What does it mean when success criteria are met but the team still finds the agent unhelpful? This indicates the criteria are weak — they measure process activity rather than output quality. An agent that sends status updates on time but writes updates the team rewrites before sending is meeting a process criterion while failing a quality one. When this pattern appears, replace the process criteria with quality criteria: what rate of drafts can be sent without significant editing? That is the relevant measure.
How do you handle an agent that is working correctly on its core workflow but failing on edge cases? Edge case failure without core workflow failure is normal for newly launched agents and agents experiencing gradual scope expansion. The response depends on edge case volume: if under 10% of inputs are edge cases, handle them manually and document the pattern for the next brief update; if over 20%, the brief needs updating to cover the most common edge case types before the manual handling burden exceeds the value the agent creates on core cases.
How do you communicate to the team that an agent is working correctly? A brief update every four to six weeks — "the agent's correction rate this month was X%, exception rate was Y%, no significant integration issues" — creates shared understanding of what the agent is actually doing. Teams that receive no communication about agent quality tend to either over-trust or under-trust the outputs; neither is optimal. A simple report card normalizes the conversation about agent quality and makes it easier to escalate when the numbers start moving in the wrong direction.
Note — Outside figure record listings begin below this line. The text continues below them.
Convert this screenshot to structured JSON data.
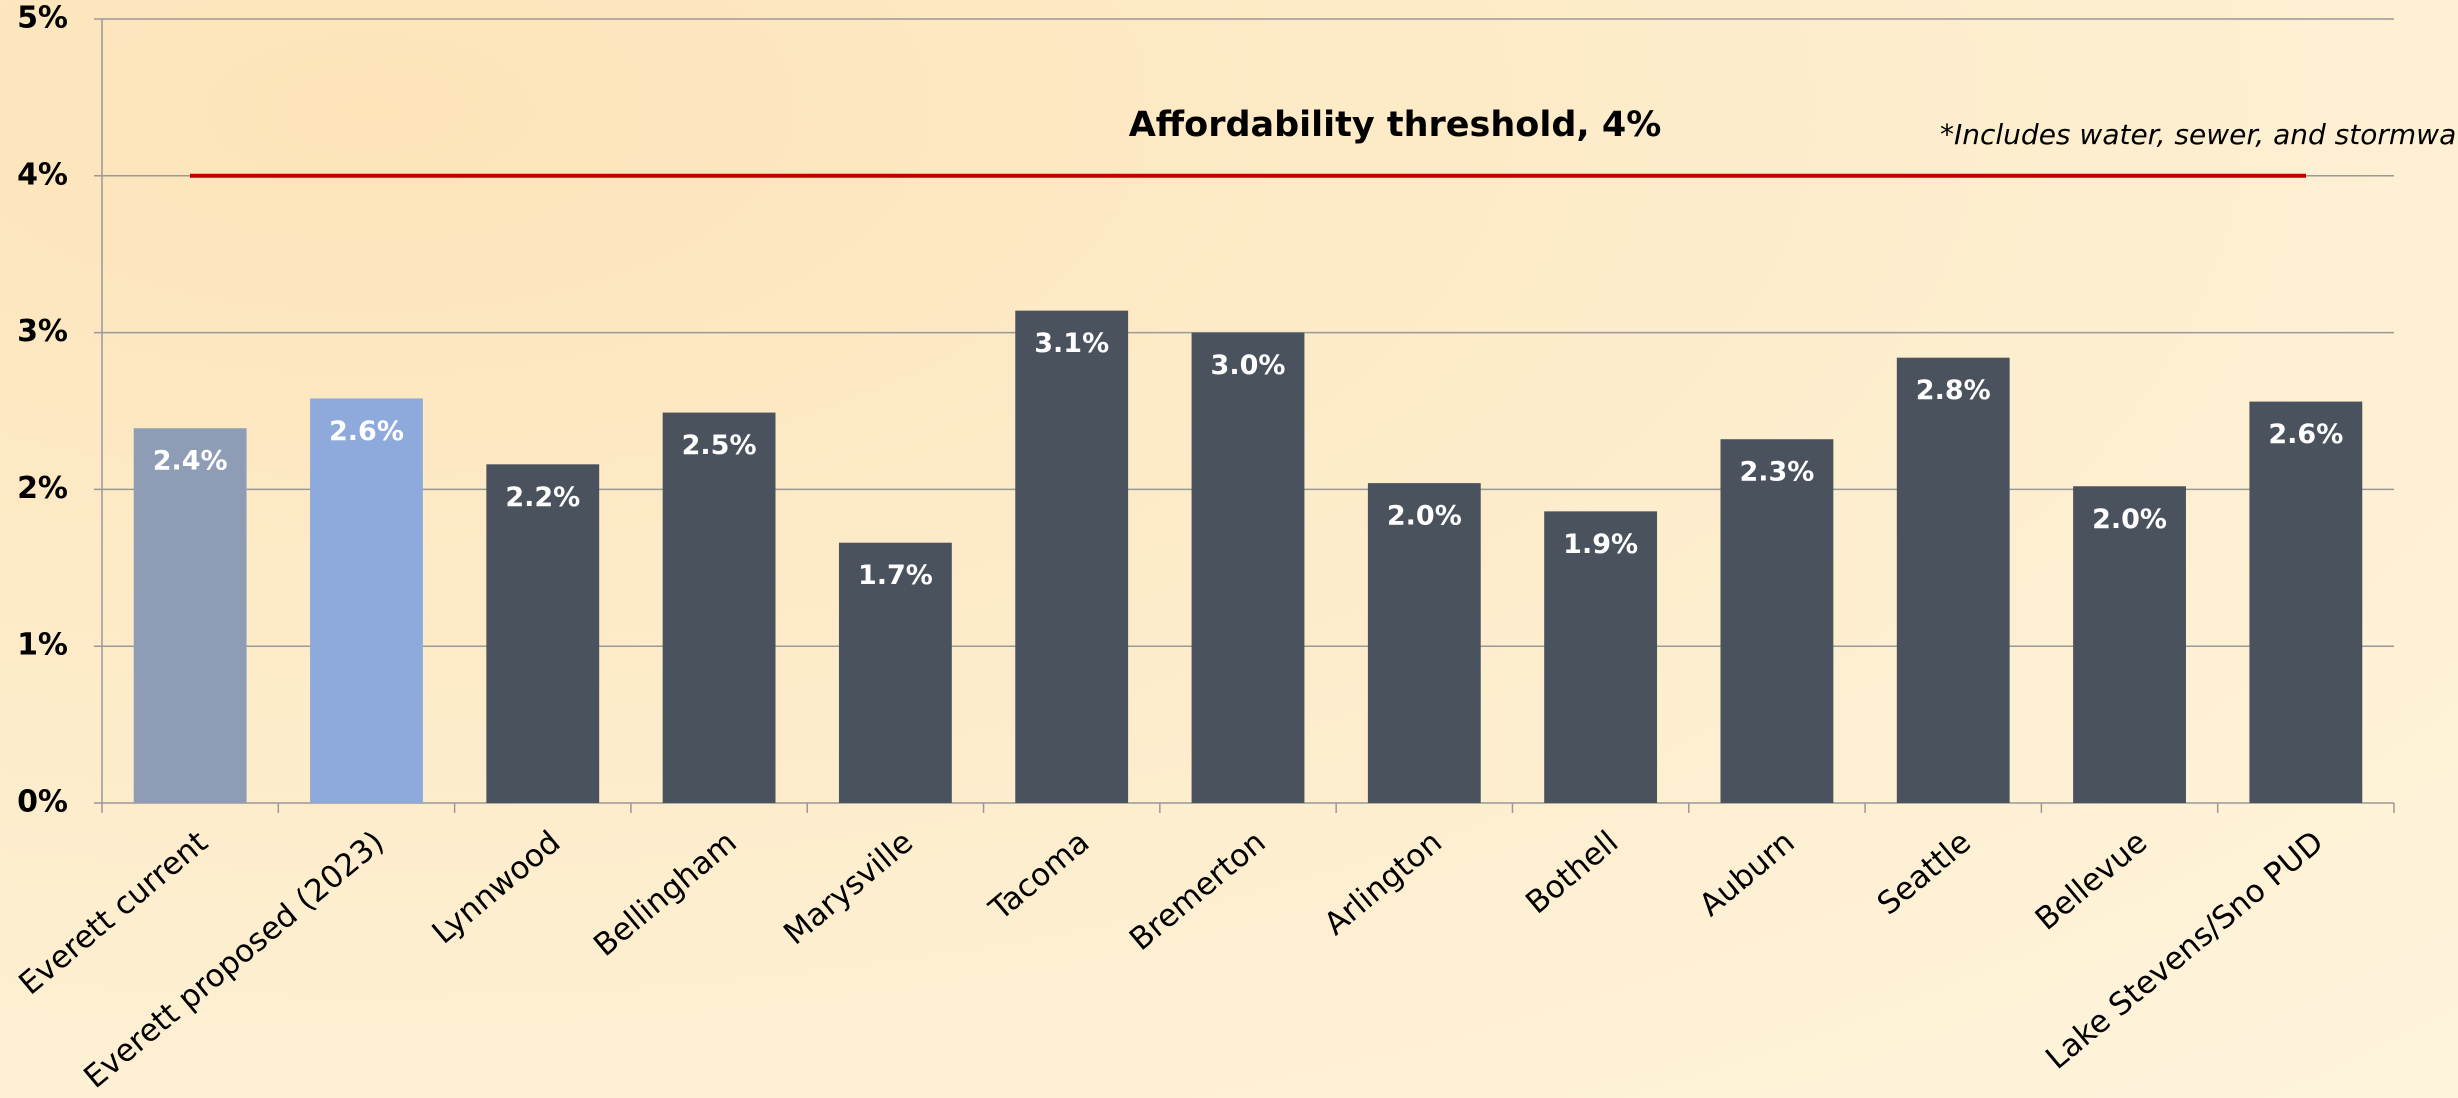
{
  "chart_data": {
    "type": "bar",
    "categories": [
      "Everett current",
      "Everett proposed (2023)",
      "Lynnwood",
      "Bellingham",
      "Marysville",
      "Tacoma",
      "Bremerton",
      "Arlington",
      "Bothell",
      "Auburn",
      "Seattle",
      "Bellevue",
      "Lake Stevens/Sno PUD"
    ],
    "values": [
      2.39,
      2.58,
      2.16,
      2.49,
      1.66,
      3.14,
      3.0,
      2.04,
      1.86,
      2.32,
      2.84,
      2.02,
      2.56
    ],
    "value_labels": [
      "2.4%",
      "2.6%",
      "2.2%",
      "2.5%",
      "1.7%",
      "3.1%",
      "3.0%",
      "2.0%",
      "1.9%",
      "2.3%",
      "2.8%",
      "2.0%",
      "2.6%"
    ],
    "colors": [
      "#8e9db5",
      "#8eaadd",
      "#4a525d",
      "#4a525d",
      "#4a525d",
      "#4a525d",
      "#4a525d",
      "#4a525d",
      "#4a525d",
      "#4a525d",
      "#4a525d",
      "#4a525d",
      "#4a525d"
    ],
    "ylim": [
      0,
      5
    ],
    "yticks": [
      {
        "value": 0,
        "label": "0%"
      },
      {
        "value": 1,
        "label": "1%"
      },
      {
        "value": 2,
        "label": "2%"
      },
      {
        "value": 3,
        "label": "3%"
      },
      {
        "value": 4,
        "label": "4%"
      },
      {
        "value": 5,
        "label": "5%"
      }
    ],
    "grid": true,
    "threshold": {
      "value": 4,
      "label": "Affordability threshold, 4%",
      "color": "#c00000"
    },
    "note": "*Includes water, sewer, and stormwater"
  }
}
Is there a way to track success criteria automatically rather than manually? For well-defined success criteria, yes. Correction rate can be tracked via approval workflow data — how often is a draft approved without edit versus edited before approval. Exception rate is typically available in the agent's log. Integration health checks for specific fields can be automated as a data validation query. The manual work is the log-reading and pattern recognition — identifying what the exceptions have in common and whether the corrections cluster around specific output types. That interpretation step is not automatable.